Denver Metro Real Estate Cooling, But Don't Expect Prices To Chill

(CBS4) - Amelie Hubert stood and looked at the ads for homes outside a Denver real estate business. One she longed for in the Washington Park neighborhood bore a price of $800,000.

"That would be the perfect house for me," she said.

It was like the one her sister recently bought in Belgium for the equivalent of $250,000.

"She's really excited about the new house and I will never get a new house," she said.

Home prices in the Denver area have risen 41% since April of 2020, according to numbers out from real estate industry company Redfin. The Denver Metro Association of Realtors with its latest report out in May indicates home prices have finally slowed and average prices even fell by a quarter percentage point from the previous month's report. Showings have also fallen off with cooler demand. Average showings are now about a third of the number per property that they were from Super Bowl weekend.

"Market's still booming. It's just not the reckless frenzy that it was before. And in my opinion that's the great thing," said realtor Todd Crosbie of Liv Sotheby's International Realty.

He believes prices that were set artificially high are coming down.

"And what you're seeing in price reductions is a lot of people came on at this level," he indicated as too high, "Even though most stuff was selling here and now they're coming back down to where it should be."

Rising interest rates have cooled demand and some people are sitting on the sidelines. Also, there's less institutional buying that had driven prices up. And with more supply and moderating demand, prices are bound to be affected. What it's not, says Crosbie, is a reversal.
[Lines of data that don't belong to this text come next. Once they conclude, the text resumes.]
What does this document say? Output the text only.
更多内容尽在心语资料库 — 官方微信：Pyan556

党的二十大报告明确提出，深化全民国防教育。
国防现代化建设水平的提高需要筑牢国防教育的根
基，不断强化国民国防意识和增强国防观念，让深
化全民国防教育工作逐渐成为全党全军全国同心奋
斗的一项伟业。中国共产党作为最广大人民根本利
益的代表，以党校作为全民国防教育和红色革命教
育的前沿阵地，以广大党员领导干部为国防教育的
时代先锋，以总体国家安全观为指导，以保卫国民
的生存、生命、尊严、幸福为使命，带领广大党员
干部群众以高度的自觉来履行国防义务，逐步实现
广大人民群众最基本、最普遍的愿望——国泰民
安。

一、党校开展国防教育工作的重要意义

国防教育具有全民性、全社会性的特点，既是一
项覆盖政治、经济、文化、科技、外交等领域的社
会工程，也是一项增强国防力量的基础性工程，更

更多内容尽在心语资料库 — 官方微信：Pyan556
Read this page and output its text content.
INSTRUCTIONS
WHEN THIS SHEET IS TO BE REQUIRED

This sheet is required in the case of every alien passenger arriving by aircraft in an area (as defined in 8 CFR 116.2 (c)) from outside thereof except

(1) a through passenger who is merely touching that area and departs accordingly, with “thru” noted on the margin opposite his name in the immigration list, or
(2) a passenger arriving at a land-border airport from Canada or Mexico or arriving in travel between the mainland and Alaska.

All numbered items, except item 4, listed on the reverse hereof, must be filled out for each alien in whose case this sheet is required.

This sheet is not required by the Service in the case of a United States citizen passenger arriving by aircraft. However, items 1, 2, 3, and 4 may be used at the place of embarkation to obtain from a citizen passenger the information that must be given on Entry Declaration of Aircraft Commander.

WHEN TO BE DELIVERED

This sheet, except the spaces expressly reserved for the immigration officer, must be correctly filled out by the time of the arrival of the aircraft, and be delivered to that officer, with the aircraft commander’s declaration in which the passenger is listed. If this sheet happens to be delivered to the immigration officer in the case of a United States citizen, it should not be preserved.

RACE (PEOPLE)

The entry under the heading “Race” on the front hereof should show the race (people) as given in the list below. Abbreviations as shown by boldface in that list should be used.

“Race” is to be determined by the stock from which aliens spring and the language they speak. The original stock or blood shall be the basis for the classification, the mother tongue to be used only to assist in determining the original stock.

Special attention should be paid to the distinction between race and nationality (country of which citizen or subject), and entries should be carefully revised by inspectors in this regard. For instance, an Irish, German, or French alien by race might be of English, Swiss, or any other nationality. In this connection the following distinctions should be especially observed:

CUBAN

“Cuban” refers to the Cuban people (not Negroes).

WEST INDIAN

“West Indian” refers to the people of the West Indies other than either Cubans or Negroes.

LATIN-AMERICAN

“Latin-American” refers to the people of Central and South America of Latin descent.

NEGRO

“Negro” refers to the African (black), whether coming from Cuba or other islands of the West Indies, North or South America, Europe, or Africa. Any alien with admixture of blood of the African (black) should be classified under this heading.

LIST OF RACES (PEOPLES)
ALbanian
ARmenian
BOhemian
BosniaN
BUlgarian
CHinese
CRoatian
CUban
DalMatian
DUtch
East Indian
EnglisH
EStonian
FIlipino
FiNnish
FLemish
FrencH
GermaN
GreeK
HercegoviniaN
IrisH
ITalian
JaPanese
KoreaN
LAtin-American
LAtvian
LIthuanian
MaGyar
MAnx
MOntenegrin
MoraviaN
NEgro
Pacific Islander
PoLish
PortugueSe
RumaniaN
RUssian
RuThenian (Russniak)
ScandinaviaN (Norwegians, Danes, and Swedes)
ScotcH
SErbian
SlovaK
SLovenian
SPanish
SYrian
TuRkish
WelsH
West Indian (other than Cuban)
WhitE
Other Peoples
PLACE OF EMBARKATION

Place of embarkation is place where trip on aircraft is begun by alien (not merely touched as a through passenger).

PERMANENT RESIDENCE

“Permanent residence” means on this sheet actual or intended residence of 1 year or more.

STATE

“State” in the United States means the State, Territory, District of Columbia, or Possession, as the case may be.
"Not at all. I don't think we've seen anything in terms of the turning of the market… We're going to see in the next few months, maybe in the next year or so, the market just becoming more realistic."

He still calls it a seller's market. But there are likely now fewer irrational offers that had come to plague real estate shopping.

"You actually have a moment to think about it. Before you couldn't even think about it. You were doing silly things like waiving inspections, waiving appraisals, waiving all your rights to get out if it's not the right property."

But Denver is still high. And too high for artist Amelie Hubert, who survives on a $50,000 salary.

"It just feels like it's so impossible that I'd rather spend my money doing things that will make me happy rather than trying to save for something that feels unrealistic at this point."